Article contributed by Mark Adams
March 13, 2020, to May 11, 2023. Unless circumstances drastically change, those dates will mark the span of the COVID-19 National Public Health Emergency as the Biden Administration announced on February 10th that it would terminate the COVID-19 National Public Health Emergency on May 11, 2023.
Depending upon your point of view, the announcement marks another milestone in the United States efforts to combat COVID-19.
But from an employer perspective, what is the significance of that May 11th date?
Well, it depends. From a federal perspective, it does create some triggers that can have a bearing on an employer. For one, under the American Rescue Plan Act (ARPA), it sets the wheels in motion for COBRA administration to revert back to its former self. When ARPA was enacted, one of its many facets was that it tolled key COBRA timelines.
Among the aspects that were affected by ARPA include:
- the 60-day election period for COBRA continuation coverage
- the date for making COBRA premium payments.
- the deadline for employers to provide individuals with notice of their COBRA continuation rights.
- the 30-day (or 60-day in some cases) Special Election Period (SEP) to request enrollment in a group health plan.
- the timeframes for filing claims under the plans claim-processing procedures
- the deadlines for requesting internal and external appeals for adverse benefit determinations.
Subsequent guidance (EBSA Disaster Relief Notice 2021- 01) further clarified that the tolling applies to the earlier of one of the following:
- one year from when an individual would be required to comply with the COBRA obligation; or
- 60 days after the end of the Public Health Emergency
Applying this “60 days after the end of the Public Health Emergency” to the May 11th end date, that means that all tolling would end on July 10th, 2023, at which time the normal timelines would resume.
So, how does the end of the COVID-19 National Public Health Emergency apply in practice? Consider the following examples:
Example #1: An employee loses coverage due to a termination of employment on July 1, 2022. Because that termination occurred while the National Public Health Emergency was in effect, the normal COBRA 60-day election timeline is tolled in accordance with Notice 2021-01. Here, because the one-year maximum period would occur first, that would mean that the tolling of the COBRA election notice period would end one year out from the termination (on July 1, 2023) at which point the typical 60-day COBRA election clock would resume.
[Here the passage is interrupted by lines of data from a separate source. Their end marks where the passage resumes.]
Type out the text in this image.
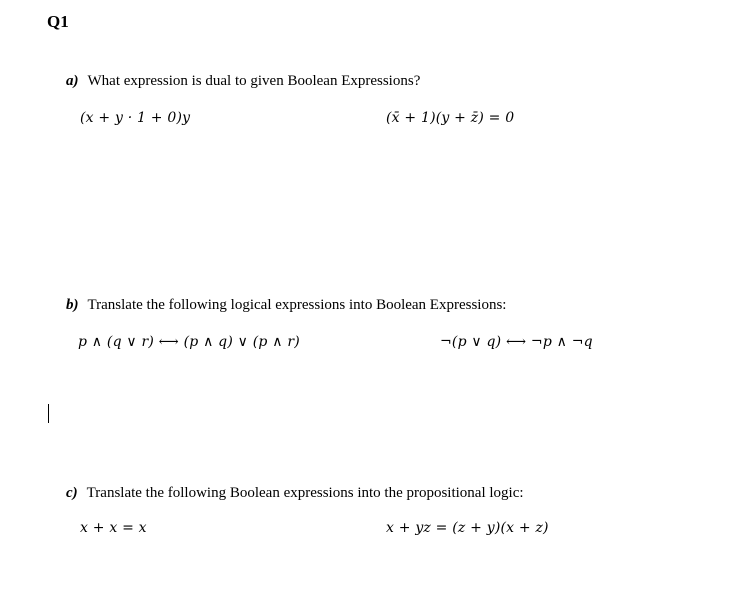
Q1
a) What expression is dual to given Boolean Expressions?
(x + y · 1 + 0)y	(x̄ + 1)(y + z̄) = 0
b) Translate the following logical expressions into Boolean Expressions:
p ∧ (q ∨ r) ⟷ (p ∧ q) ∨ (p ∧ r)	¬(p ∨ q) ⟷ ¬p ∧ ¬q
c) Translate the following Boolean expressions into the propositional logic:
x + x = x	x + yz = (z + y)(x + z)
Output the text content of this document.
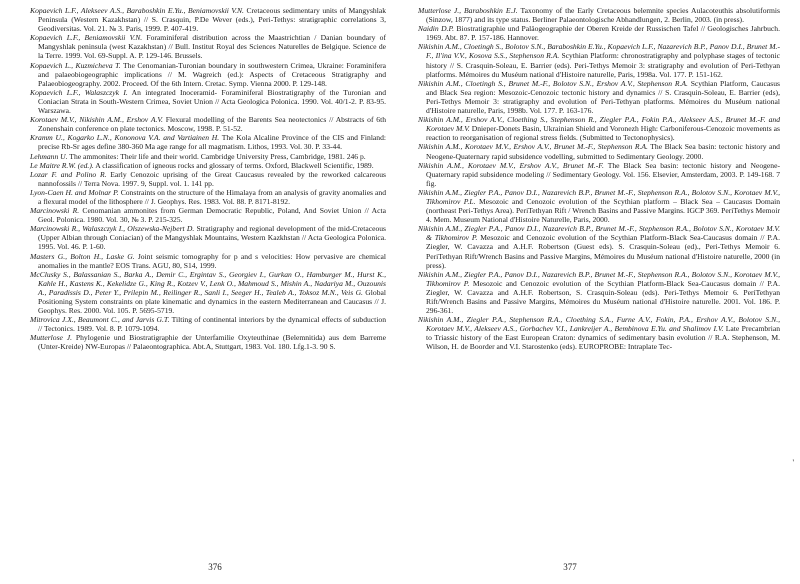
Kopaevich L.F., Alekseev A.S., Baraboshkin E.Yu., Beniamovskii V.N. Cretaceous sedimentary units of Mangyshlak Peninsula (Western Kazakhstan) // S. Crasquin, P.De Wever (eds.), Peri-Tethys: stratigraphic correlations 3, Geodiversitas. Vol. 21. № 3. Paris, 1999. P. 407-419.

Kopaevich L.F., Beniamovskii V.N. Foraminiferal distribution across the Maastrichtian / Danian boundary of Mangyshlak peninsula (west Kazakhstan) // Bull. Institut Royal des Sciences Naturelles de Belgique. Science de la Terre. 1999. Vol. 69-Suppl. A. P. 129-146. Brussels.

Kopaevich L., Kuzmicheva T. The Cenomanian-Turonian boundary in southwestern Crimea, Ukraine: Foraminifera and palaeobiogeographic implications // M. Wagreich (ed.): Aspects of Cretaceous Stratigraphy and Palaeobiogeography. 2002. Proceed. Of the 6th Intern. Cretac. Symp. Vienna 2000. P. 129-148.

Kopaevich L.F., Walaszczyk I. An integrated Inoceramid- Foraminiferal Biostratigraphy of the Turonian and Coniacian Strata in South-Western Crimea, Soviet Union // Acta Geologica Polonica. 1990. Vol. 40/1-2. P. 83-95. Warszawa.

Korotaev M.V., Nikishin A.M., Ershov A.V. Flexural modelling of the Barents Sea neotectonics // Abstracts of 6th Zonenshain conference on plate tectonics. Moscow, 1998. P. 51-52.

Kramm U., Kogarko L.N., Kononova V.A. and Vartiainen H. The Kola Alcaline Province of the CIS and Finland: precise Rb-Sr ages define 380-360 Ma age range for all magmatism. Lithos, 1993. Vol. 30. P. 33-44.

Lehmann U. The ammonites: Their life and their world. Cambridge University Press, Cambridge, 1981. 246 p.

Le Maitre R.W. (ed.). A classification of igneous rocks and glossary of terms. Oxford, Blackwell Scientific, 1989.

Lozar F. and Polino R. Early Cenozoic uprising of the Great Caucasus revealed by the reworked calcareous nannofossils // Terra Nova. 1997. 9, Suppl. vol. 1. 141 pp.

Lyon-Caen H. and Molnar P. Constraints on the structure of the Himalaya from an analysis of gravity anomalies and a flexural model of the lithosphere // J. Geophys. Res. 1983. Vol. 88. P. 8171-8192.

Marcinowski R. Cenomanian ammonites from German Democratic Republic, Poland, And Soviet Union // Acta Geol. Polonica. 1980. Vol. 30, № 3. P. 215-325.

Marcinowski R., Walaszczyk I., Olszewska-Nejbert D. Stratigraphy and regional development of the mid-Cretaceous (Upper Albian through Coniacian) of the Mangyshlak Mountains, Western Kazkhstan // Acta Geologica Polonica. 1995. Vol. 46. P. 1-60.

Masters G., Bolton H., Laske G. Joint seismic tomography for p and s velocities: How pervasive are chemical anomalies in the mantle? EOS Trans. AGU, 80, S14, 1999.

McClusky S., Balassanian S., Barka A., Demir C., Ergintav S., Georgiev I., Gurkan O., Hamburger M., Hurst K., Kahle H., Kastens K., Kekelidze G., King R., Kotzev V., Lenk O., Mahmoud S., Mishin A., Nadariya M., Ouzounis A., Paradissis D., Peter Y., Prilepin M., Reilinger R., Sanli I., Seeger H., Tealeb A., Toksoz M.N., Veis G. Global Positioning System constraints on plate kinematic and dynamics in the eastern Mediterranean and Caucasus // J. Geophys. Res. 2000. Vol. 105. P. 5695-5719.

Mitrovica J.X., Beaumont C., and Jarvis G.T. Tilting of continental interiors by the dynamical effects of subduction // Tectonics. 1989. Vol. 8. P. 1079-1094.

Mutterlose J. Phylogenie und Biostratigraphie der Unterfamilie Oxyteuthinae (Belemnitida) aus dem Barreme (Unter-Kreide) NW-Europas // Palaeontographica. Abt.A, Stuttgart, 1983. Vol. 180. Lfg.1-3. 90 S.

376

Mutterlose J., Baraboshkin E.J. Taxonomy of the Early Cretaceous belemnite species Aulacoteuthis absolutiformis (Sinzow, 1877) and its type status. Berliner Palaeontologische Abhandlungen, 2. Berlin, 2003. (in press).

Naidin D.P. Biostratigraphie und Paläogeographie der Oberen Kreide der Russischen Tafel // Geologisches Jahrbuch. 1969. Abt. 87. P. 157-186. Hannover.

Nikishin A.M., Cloetingh S., Bolotov S.N., Baraboshkin E.Yu., Kopaevich L.F., Nazarevich B.P., Panov D.I., Brunet M.-F., Il'ina V.V., Kosova S.S., Stephenson R.A. Scythian Platform: chronostratigraphy and polyphase stages of tectonic history // S. Crasquin-Soleau, E. Barrier (eds). Peri-Tethys Memoir 3: stratigraphy and evolution of Peri-Tethyan platforms. Mémoires du Muséum national d'Histoire naturelle, Paris, 1998a. Vol. 177. P. 151-162.

Nikishin A.M., Cloetingh S., Brunet M.-F., Bolotov S.N., Ershov A.V., Stephenson R.A. Scythian Platform, Caucasus and Black Sea region: Mesozoic-Cenozoic tectonic history and dynamics // S. Crasquin-Soleau, E. Barrier (eds), Peri-Tethys Memoir 3: stratigraphy and evolution of Peri-Tethyan platforms. Mémoires du Muséum national d'Histoire naturelle, Paris, 1998b. Vol. 177. P. 163-176.

Nikishin A.M., Ershov A.V., Cloething S., Stephenson R., Ziegler P.A., Fokin P.A., Alekseev A.S., Brunet M.-F. and Korotaev M.V. Dnieper-Donets Basin, Ukrainian Shield and Voronezh High: Carboniferous-Cenozoic movements as reaction to reorganisation of regional stress fields. (Submitted to Tectonophysics).

Nikishin A.M., Korotaev M.V., Ershov A.V., Brunet M.-F., Stephenson R.A. The Black Sea basin: tectonic history and Neogene-Quaternary rapid subsidence vodelling, submitted to Sedimentary Geology. 2000.

Nikishin A.M., Korotaev M.V., Ershov A.V., Brunet M.-F. The Black Sea basin: tectonic history and Neogene-Quaternary rapid subsidence modeling // Sedimentary Geology. Vol. 156. Elsevier, Amsterdam, 2003. P. 149-168. 7 fig.

Nikishin A.M., Ziegler P.A., Panov D.I., Nazarevich B.P., Brunet M.-F., Stephenson R.A., Bolotov S.N., Korotaev M.V., Tikhomirov P.L. Mesozoic and Cenozoic evolution of the Scythian platform – Black Sea – Caucasus Domain (northeast Peri-Tethys Area). PeriTethyan Rift / Wrench Basins and Passive Margins. IGCP 369. PeriTethys Memoir 4. Mem. Museum National d'Histoire Naturelle, Paris, 2000.

Nikishin A.M., Ziegler P.A., Panov D.I., Nazarevich B.P., Brunet M.-F., Stephenson R.A., Bolotov S.N., Korotaev M.V. & Tikhomirov P. Mesozoic and Cenozoic evolution of the Scythian Platform-Black Sea-Caucasus domain // P.A. Ziegler, W. Cavazza and A.H.F. Robertson (Guest eds). S. Crasquin-Soleau (ed)., Peri-Tethys Memoir 6. PeriTethyan Rift/Wrench Basins and Passive Margins, Mémoires du Muséum national d'Histoire naturelle, 2000 (in press).

Nikishin A.M., Ziegler P.A., Panov D.I., Nazarevich B.P., Brunet M.-F., Stephenson R.A., Bolotov S.N., Korotaev M.V., Tikhomirov P. Mesozoic and Cenozoic evolution of the Scythian Platform-Black Sea-Caucasus domain // P.A. Ziegler, W. Cavazza and A.H.F. Robertson, S. Crasquin-Soleau (eds). Peri-Tethys Memoir 6. PeriTethyan Rift/Wrench Basins and Passive Margins, Mémoires du Muséum national d'Histoire naturelle. 2001. Vol. 186. P. 296-361.

Nikishin A.M., Ziegler P.A., Stephenson R.A., Cloething S.A., Furne A.V., Fokin, P.A., Ershov A.V., Bolotov S.N., Korotaev M.V., Alekseev A.S., Gorbachev V.I., Lankreijer A., Bembinova E.Yu. and Shalimov I.V. Late Precambrian to Triassic history of the East European Craton: dynamics of sedimentary basin evolution // R.A. Stephenson, M. Wilson, H. de Boorder and V.I. Starostenko (eds). EUROPROBE: Intraplate Tec-

377
'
Example #2: By contrast, what about an employee who is terminated on November 1, 2022? Again the termination occurred while the National Public Health Emergency was in effect so the COBRA 60-day election timeline is once again tolled. However, in applying Notice 2021-01 to this case, the tolling wouldn’t be for one year but rather the tolling would end 60 days after the end of the National Public Health Emergency (July 10th – since that date is earlier). So, in this case, the COBRA 60-day election period would start on July 10th, 2023 (not November 1, 2023).
While we expect further guidance to be forthcoming between now and the end of the National Public Health Emergency on this application when it comes to all of these affected areas mentioned above, it is still recommended that employers review their existing requests for COBRA continuation coverage (or other aspects such as COBRA payments etc.) to ensure that proper additional time is afforded to COBRA qualified beneficiaries to exercise their rights.